Dropshot gear: 7'3" medium-heavy Daiwa Black Label casting rod, Daiwa Zillion J Dream casting reel (7.9:1 ratio), 7-pound Sunline FC Sniper fluorocarbon line, 1/2-ounce Kanji International dropshot weight, 1/0 Gamakatsu dropshot hook, Yamamoto Shad Shape Worm (green-pumpkin) or Xzone Fat Slammer (green-pumpkin/copper, purple/blue neon belly).

Tube gear: Same rod and reel, 10-pound Sunline FC Sniper fluorocarbon line, 1/2-ounce homemade jighead, 3 1/2" Yamamoto tube (green-pumpkin). He currently fishes with only baitcasting gear because he has an elbow ailment that's greatly aggravated by using a spinning setup.

Main factor: "I think it was being open-minded during practice."

Performance edge: "My Yahama SHO and Ranger boat held up on that long run with big waves for 4 days in a row."

Lake St. Clair Patterns 2-5 Bassfan 8/28/13 (John Johnson)
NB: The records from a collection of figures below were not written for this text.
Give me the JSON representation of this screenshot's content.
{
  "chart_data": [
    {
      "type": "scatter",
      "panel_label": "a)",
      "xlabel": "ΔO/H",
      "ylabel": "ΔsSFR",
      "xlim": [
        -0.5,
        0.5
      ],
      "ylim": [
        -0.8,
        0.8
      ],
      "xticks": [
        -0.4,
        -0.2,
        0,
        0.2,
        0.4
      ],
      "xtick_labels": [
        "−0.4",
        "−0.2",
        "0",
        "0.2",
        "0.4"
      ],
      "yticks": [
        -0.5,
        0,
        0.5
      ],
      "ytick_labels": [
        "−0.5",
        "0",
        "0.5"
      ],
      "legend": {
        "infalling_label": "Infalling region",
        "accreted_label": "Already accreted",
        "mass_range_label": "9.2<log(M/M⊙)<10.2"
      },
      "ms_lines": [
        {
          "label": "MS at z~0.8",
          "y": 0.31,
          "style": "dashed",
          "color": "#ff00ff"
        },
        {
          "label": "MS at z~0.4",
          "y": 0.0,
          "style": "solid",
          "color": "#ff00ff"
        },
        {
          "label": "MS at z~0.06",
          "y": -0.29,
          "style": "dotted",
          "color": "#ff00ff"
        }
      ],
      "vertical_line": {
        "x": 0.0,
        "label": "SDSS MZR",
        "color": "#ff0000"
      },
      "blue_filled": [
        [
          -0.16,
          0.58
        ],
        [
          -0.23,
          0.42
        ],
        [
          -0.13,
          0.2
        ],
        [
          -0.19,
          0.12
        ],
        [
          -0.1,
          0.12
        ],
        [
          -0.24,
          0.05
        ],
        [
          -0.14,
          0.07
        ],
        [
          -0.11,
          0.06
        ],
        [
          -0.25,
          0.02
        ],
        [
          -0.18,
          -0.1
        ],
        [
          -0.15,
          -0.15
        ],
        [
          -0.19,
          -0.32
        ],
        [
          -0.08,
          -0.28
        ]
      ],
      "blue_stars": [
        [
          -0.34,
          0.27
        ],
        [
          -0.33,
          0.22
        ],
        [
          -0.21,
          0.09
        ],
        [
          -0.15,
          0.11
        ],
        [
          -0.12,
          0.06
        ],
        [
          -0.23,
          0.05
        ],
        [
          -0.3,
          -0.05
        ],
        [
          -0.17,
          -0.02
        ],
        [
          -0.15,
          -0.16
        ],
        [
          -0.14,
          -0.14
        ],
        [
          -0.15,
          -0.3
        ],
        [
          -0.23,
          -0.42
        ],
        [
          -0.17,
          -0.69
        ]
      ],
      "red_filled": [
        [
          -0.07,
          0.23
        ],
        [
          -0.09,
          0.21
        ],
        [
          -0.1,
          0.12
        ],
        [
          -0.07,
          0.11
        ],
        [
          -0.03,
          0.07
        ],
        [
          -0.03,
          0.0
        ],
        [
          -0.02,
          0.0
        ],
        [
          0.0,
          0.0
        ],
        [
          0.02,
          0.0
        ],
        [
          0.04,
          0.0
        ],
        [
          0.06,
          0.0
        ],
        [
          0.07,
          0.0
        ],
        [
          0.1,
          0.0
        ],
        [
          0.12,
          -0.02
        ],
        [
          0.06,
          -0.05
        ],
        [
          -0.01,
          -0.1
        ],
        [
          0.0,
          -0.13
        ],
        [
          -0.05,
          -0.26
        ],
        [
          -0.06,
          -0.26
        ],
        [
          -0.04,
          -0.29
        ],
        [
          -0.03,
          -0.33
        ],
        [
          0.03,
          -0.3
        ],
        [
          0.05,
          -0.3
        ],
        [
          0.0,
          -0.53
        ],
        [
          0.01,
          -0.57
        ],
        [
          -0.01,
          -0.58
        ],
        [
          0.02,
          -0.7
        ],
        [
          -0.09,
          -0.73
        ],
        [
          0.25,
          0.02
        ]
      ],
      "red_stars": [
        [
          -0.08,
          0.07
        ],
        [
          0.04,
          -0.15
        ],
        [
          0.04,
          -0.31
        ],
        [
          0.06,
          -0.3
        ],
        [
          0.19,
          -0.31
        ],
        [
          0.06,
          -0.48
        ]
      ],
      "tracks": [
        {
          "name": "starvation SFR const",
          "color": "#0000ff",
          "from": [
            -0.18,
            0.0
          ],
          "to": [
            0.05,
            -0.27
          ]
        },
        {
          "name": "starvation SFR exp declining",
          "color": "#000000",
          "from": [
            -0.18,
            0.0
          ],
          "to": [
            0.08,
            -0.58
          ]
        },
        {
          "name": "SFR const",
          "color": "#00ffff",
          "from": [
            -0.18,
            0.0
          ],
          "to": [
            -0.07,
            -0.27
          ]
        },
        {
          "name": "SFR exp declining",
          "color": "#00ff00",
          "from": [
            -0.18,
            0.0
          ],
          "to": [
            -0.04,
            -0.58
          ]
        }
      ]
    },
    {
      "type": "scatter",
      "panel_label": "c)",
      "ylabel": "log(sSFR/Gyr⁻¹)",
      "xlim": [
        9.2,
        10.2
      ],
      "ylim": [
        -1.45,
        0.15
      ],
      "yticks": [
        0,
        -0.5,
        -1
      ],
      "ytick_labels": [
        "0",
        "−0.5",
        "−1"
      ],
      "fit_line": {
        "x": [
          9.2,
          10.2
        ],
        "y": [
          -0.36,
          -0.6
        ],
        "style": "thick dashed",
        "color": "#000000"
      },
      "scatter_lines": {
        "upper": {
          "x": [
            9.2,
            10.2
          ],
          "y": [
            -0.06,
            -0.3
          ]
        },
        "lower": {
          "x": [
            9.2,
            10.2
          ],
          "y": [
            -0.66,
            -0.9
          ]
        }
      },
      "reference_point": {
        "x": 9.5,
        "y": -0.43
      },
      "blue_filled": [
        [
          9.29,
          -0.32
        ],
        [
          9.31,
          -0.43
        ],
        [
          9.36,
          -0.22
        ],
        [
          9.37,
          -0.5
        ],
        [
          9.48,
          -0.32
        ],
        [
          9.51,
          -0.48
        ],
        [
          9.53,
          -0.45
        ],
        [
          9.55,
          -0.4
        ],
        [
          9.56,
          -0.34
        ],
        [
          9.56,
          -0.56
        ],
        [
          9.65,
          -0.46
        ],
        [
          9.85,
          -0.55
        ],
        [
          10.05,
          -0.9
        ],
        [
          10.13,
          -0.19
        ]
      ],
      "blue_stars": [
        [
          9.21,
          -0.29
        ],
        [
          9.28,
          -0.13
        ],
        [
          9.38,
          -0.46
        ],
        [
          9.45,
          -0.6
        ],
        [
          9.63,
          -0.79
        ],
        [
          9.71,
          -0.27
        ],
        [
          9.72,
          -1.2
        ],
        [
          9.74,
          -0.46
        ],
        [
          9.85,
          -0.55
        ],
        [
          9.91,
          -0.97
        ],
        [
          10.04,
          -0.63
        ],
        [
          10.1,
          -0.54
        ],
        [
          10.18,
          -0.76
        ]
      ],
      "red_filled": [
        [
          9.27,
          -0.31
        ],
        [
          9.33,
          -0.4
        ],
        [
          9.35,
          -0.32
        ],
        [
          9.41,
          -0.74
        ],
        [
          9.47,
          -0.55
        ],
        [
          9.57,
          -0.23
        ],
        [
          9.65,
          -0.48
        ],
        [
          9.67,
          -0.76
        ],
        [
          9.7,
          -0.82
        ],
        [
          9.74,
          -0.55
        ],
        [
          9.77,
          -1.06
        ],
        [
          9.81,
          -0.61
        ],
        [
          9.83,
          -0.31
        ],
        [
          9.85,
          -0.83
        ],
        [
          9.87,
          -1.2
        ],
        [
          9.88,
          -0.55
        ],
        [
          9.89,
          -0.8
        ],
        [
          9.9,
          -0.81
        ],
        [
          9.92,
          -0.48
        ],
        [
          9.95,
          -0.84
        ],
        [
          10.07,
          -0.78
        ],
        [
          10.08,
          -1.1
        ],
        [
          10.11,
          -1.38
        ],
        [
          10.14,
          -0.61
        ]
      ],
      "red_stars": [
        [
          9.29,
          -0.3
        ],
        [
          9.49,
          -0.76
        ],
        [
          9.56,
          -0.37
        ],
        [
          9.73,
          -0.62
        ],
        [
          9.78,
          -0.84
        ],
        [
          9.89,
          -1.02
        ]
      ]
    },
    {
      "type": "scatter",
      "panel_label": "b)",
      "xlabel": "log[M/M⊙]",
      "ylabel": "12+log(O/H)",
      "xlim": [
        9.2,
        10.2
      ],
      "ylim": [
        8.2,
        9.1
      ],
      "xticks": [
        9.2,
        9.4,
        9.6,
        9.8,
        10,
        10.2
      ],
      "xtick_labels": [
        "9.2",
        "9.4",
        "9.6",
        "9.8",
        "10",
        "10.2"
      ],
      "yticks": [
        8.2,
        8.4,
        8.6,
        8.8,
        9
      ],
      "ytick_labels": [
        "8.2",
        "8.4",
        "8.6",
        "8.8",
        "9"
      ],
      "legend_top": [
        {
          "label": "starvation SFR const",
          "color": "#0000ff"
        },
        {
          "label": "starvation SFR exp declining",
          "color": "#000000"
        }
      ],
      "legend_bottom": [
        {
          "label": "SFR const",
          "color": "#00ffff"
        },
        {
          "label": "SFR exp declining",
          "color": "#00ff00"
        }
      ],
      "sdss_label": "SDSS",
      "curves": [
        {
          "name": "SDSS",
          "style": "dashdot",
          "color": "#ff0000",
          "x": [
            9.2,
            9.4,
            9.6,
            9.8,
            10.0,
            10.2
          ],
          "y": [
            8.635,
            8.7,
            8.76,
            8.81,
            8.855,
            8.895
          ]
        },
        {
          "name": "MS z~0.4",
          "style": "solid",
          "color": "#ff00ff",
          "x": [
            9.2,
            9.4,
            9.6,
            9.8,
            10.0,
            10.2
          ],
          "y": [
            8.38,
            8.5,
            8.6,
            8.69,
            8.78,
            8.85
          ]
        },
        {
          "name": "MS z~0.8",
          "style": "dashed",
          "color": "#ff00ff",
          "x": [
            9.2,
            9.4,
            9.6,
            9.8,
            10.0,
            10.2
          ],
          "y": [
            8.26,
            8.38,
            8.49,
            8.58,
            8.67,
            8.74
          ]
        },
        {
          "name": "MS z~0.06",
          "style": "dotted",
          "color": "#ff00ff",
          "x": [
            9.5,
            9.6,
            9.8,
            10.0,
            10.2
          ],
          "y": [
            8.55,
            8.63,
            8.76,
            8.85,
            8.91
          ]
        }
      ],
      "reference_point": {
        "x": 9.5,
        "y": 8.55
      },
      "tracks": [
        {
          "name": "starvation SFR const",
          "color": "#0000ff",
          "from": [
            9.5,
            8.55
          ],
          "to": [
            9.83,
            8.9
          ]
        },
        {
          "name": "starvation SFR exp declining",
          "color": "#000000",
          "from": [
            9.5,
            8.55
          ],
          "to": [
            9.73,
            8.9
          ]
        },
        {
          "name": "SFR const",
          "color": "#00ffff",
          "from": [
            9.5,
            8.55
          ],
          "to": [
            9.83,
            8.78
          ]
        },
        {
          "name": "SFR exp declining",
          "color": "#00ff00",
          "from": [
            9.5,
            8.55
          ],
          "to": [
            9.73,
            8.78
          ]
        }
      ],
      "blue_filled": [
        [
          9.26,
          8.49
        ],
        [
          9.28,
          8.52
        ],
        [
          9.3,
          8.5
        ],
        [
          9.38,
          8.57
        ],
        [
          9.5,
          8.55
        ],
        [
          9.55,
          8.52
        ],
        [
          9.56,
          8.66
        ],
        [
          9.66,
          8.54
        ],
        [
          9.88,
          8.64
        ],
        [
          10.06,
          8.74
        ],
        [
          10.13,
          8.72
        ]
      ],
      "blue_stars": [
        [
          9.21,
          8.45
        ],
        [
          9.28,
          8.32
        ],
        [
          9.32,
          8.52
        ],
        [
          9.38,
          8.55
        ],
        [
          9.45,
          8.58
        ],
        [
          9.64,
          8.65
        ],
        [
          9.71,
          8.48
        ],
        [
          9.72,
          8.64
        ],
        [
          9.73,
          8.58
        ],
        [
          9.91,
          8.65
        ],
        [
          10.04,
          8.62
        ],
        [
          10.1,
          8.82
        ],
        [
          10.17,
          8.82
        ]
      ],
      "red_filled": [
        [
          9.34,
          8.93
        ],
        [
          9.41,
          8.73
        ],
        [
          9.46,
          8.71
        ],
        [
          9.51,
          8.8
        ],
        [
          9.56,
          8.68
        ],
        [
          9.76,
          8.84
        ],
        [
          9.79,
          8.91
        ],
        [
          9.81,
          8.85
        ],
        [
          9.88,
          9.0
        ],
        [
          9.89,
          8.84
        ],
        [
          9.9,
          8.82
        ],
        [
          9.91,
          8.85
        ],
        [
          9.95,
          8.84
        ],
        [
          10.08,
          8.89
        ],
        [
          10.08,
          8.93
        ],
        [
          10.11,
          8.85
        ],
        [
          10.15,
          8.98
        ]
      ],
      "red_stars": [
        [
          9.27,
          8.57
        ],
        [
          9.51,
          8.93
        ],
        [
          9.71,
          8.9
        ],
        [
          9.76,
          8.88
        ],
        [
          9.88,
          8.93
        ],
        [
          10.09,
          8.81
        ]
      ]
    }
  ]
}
Nate Wellman's Pattern, Baits & Gear

Nate Wellman, the lone Michigan resident to make the final-day cut, relied on spots that had produced for him in the past. His best spot was near Pelee Island, about 85 miles from the launch. "I fished the flats coming off the reefs that had scattered rock, and the fish would be right at the end in 25 to 32 feet of water," he said. "There's a lot of isolated rocks on those dropoffs and I was fishing those rocks. "The bite was really tough. When I'd mark a fish (on the graph), I'd try to drop the bait right down on its head with the bail of the reel open. Then I'd have to drift away about 10 yards, click the bail and then hold the bait still or maybe shake it just a little bit. I had to get the boat away from the bait this time and I don't know why. Normally you can just drop straight down to them.

Dropshot gear: 6'9" medium-action Cal West Custom rod, Shimano Stradic 2500 spinning reel, 6-pound McCoy fluorocarbon line, 1/2-ounce generic lead dropshot weight, size 1 VMC Spinshot hook, 3" Berkley Gulp! Minnow (black shad) or Poor Boys Erie Darter (mango magic).

Main factor: "Having those places that I've fished for many years. In practice I caught two 4-pounders and a 5 on my main place in the first 5 minutes."